Machine learning (ML) models in the materials sciences that are validated by overly simplistic cross-validation (CV) protocols can yield biased performance estimates for downstream modeling or materials screening tasks. This can be particularly counterproductive for applications where the time and cost of failed validation efforts (experimental synthesis, characterization, and testing) are consequential. We propose a set of standardized and increasingly difficult splitting protocols for chemically and structurally motivated CV that can be followed to validate any ML model for materials discovery. Among several benefits, this enables systematic insights into model generalizability, improvability, and uncertainty, provides benchmarks for fair comparison between competing models with access to differing quantities of data, and systematically reduces possible data leakage through increasingly strict splitting protocols.
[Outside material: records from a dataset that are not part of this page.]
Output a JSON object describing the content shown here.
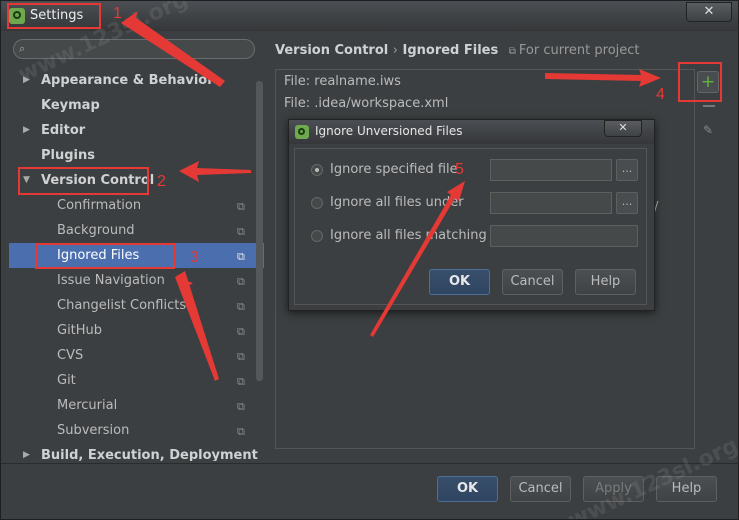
{
  "window": {
    "title": "Settings",
    "close_label": "✕"
  },
  "search": {
    "icon": "search-icon"
  },
  "tree": {
    "appearance": "Appearance & Behavior",
    "keymap": "Keymap",
    "editor": "Editor",
    "plugins": "Plugins",
    "version_control": "Version Control",
    "children": [
      "Confirmation",
      "Background",
      "Ignored Files",
      "Issue Navigation",
      "Changelist Conflicts",
      "GitHub",
      "CVS",
      "Git",
      "Mercurial",
      "Subversion"
    ],
    "build": "Build, Execution, Deployment"
  },
  "header": {
    "parent": "Version Control",
    "separator": "›",
    "current": "Ignored Files",
    "scope": "For current project"
  },
  "files": [
    "File: realname.iws",
    "File: .idea/workspace.xml"
  ],
  "partial_text": "/",
  "dialog": {
    "title": "Ignore Unversioned Files",
    "close_label": "✕",
    "option1": "Ignore specified file",
    "option2": "Ignore all files under",
    "option3": "Ignore all files matching",
    "browse_label": "...",
    "ok": "OK",
    "cancel": "Cancel",
    "help": "Help"
  },
  "buttons": {
    "ok": "OK",
    "cancel": "Cancel",
    "apply": "Apply",
    "help": "Help"
  },
  "annotations": [
    "1",
    "2",
    "3",
    "4",
    "5"
  ],
  "watermark": "www.123sl.org",
  "colors": {
    "annotation": "#e53935",
    "selection": "#4b6eaf",
    "add": "#62b543"
  }
}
Performing thorough CV investigations across increasingly strict chemical/structural splitting criteria, local vs. global property prediction tasks, small vs. large datasets, and structure vs. compositional model architectures, some common threads are observed; however, several marked differences exist across these exemplars, indicating the need for comprehensive analysis to fully understand each model's generalization accuracy and potential for materials discovery. For this we provide a general-purpose, featurization-agnostic toolkit, MatFold, to automate reproducible construction of these CV splits and encourage further community use in model benchmarking.